Nikt nie jest sam, dopóki może powiedzieć „my”

-„Sen o Okapi”.

Nie wiem tak naprawdę o czym jest ta książka. O miłości? O życiu? O czekaniu? Dobrze się ją jednak czyta i na czas STRZYŻENIA Łucji odleciałam TAK, że jak podniosłam głowę, to było JUŻ po! Włosy są podcięte, na razie wyprostowane, ale po myciu loczki będą znów. Było o trochę trochę awantur, bo z Lilą poszłam WCZEŚNIEJ, a panna najstarsza mówiła już o tym od półtora miesiąca, ale problem rozwiązany! Teraz tylko Mieszko (zapiszę go na koniec sierpnia), no i ja (wrzesień-październik).

Zainstalowałam sobie wczoraj apkę Obywatel i jeśli jeszcze JEJ nie macie, to jest naprawdę fajna.

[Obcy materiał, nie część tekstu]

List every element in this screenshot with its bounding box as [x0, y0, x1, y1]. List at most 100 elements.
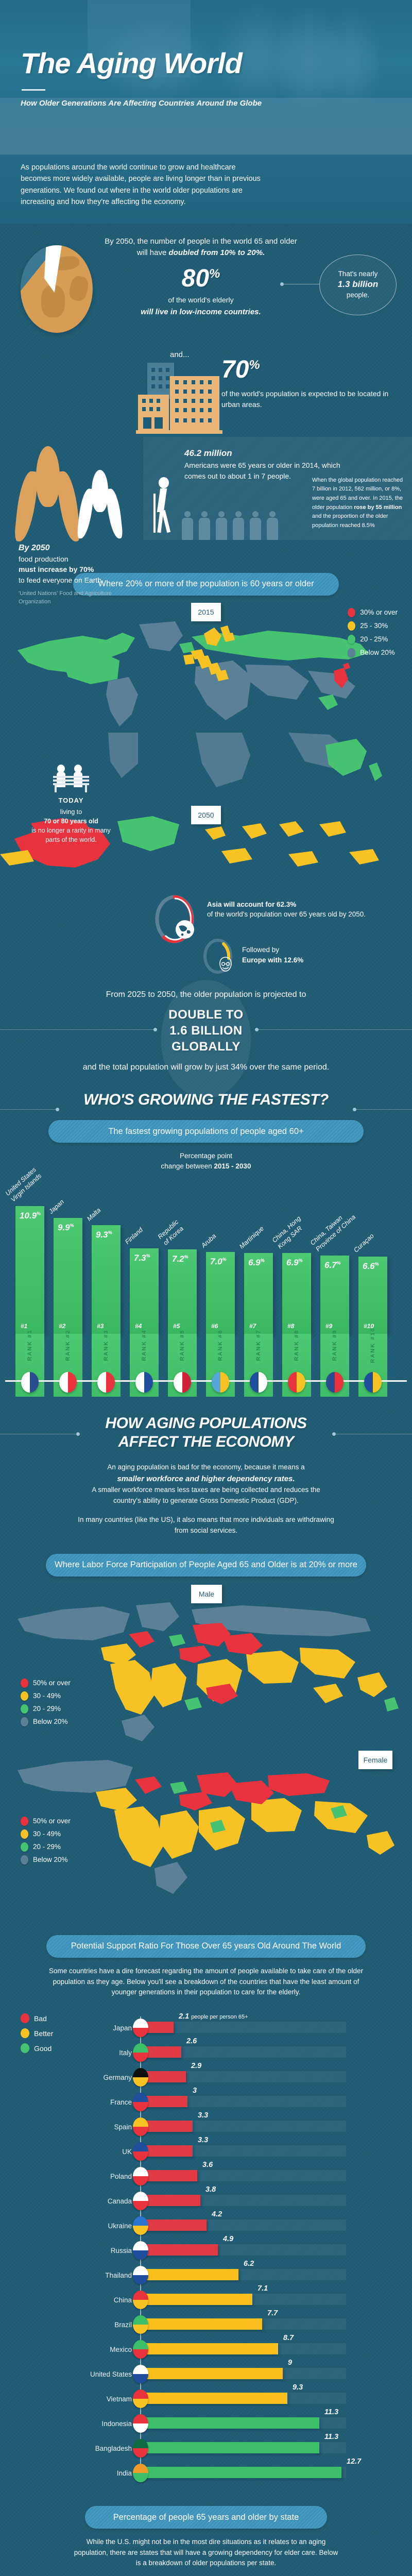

Macie tam paszport covidowy, który można okazać, jeśli ktoś go chce zobaczyć, ja ściągnęłam sobie też opcję dowodu wirtualnego oraz recepty. Lutka się mnie ostatnio o to pytała, że ludzie mają coś na telefonach, które okazują i kolejnym razem u dziadków TEŻ jest to zainstaluję!